のこるはうまい神AとBのみ。いよいよクライマックスだ。Bにはうまい王の称号が贈られた。しかしそれは逆に言えば、うまい神の絶対的な高みを表したものにほかならなかった。71、72、73・・・すでにうまい神も楽しそうではなかった。だが、苦しんではいなかった。うまい王は神には勝てぬと判断したか、75本で自らに課した義務を終わらせようとしていた。うまい王は苦しみぬいていた。
74本目、うまい王の義務まであと1本。そこでうまい神から驚くべき発言が提出された。
「もう飽きた」
飽きた!何ということだ!うまい神・・・正に神だ!うまい王が呻吟する。
「てめえ、いつか一種類だけ食い続けさせる」
75本目、うまい王は自らに課した義務を果たした。
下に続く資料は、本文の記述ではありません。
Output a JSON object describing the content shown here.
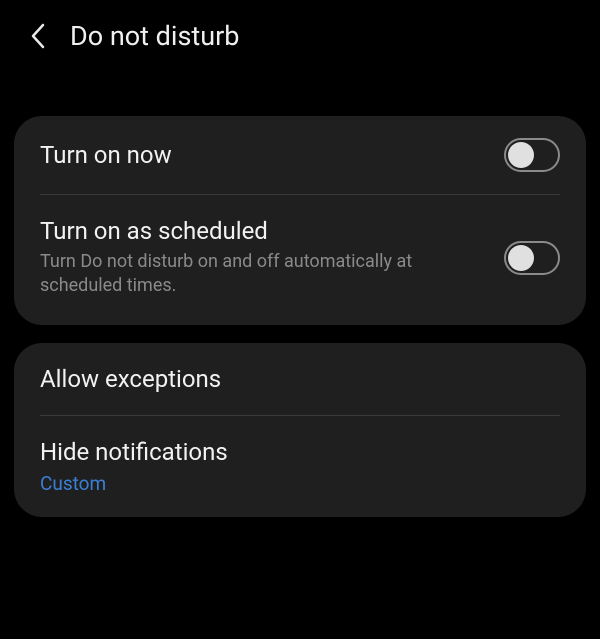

うまい神もとりあえず75本を食べ終わった。うまい神はこう言った。
「食い続けてもいいけど、もう飽きた。まあ頑張れば90本くらいまではいけると思う。」
うまい神の食事もここで終わった。
ここでひとつ言っておきたい。うまい神、うまい王共に75本でアウトしたが、その意味は両者で大きく異なる。参加者全員に聞いてもいい。うまい神の最後の発言は虚勢を張ったのでは無かった。うまい神はマジで90本いけた。うまい神は、人類の一歩先を行く存在なのだ。油の固まりなのだ。
その後私は、6時頃だったろうか、会場を後にした。胃は重かった。帰途飲んだバナナセーキ(ホット)は気を失いそうになるほど旨かった。両手にはうまい棒を30本ずつ抱えていた。元旦の朝である。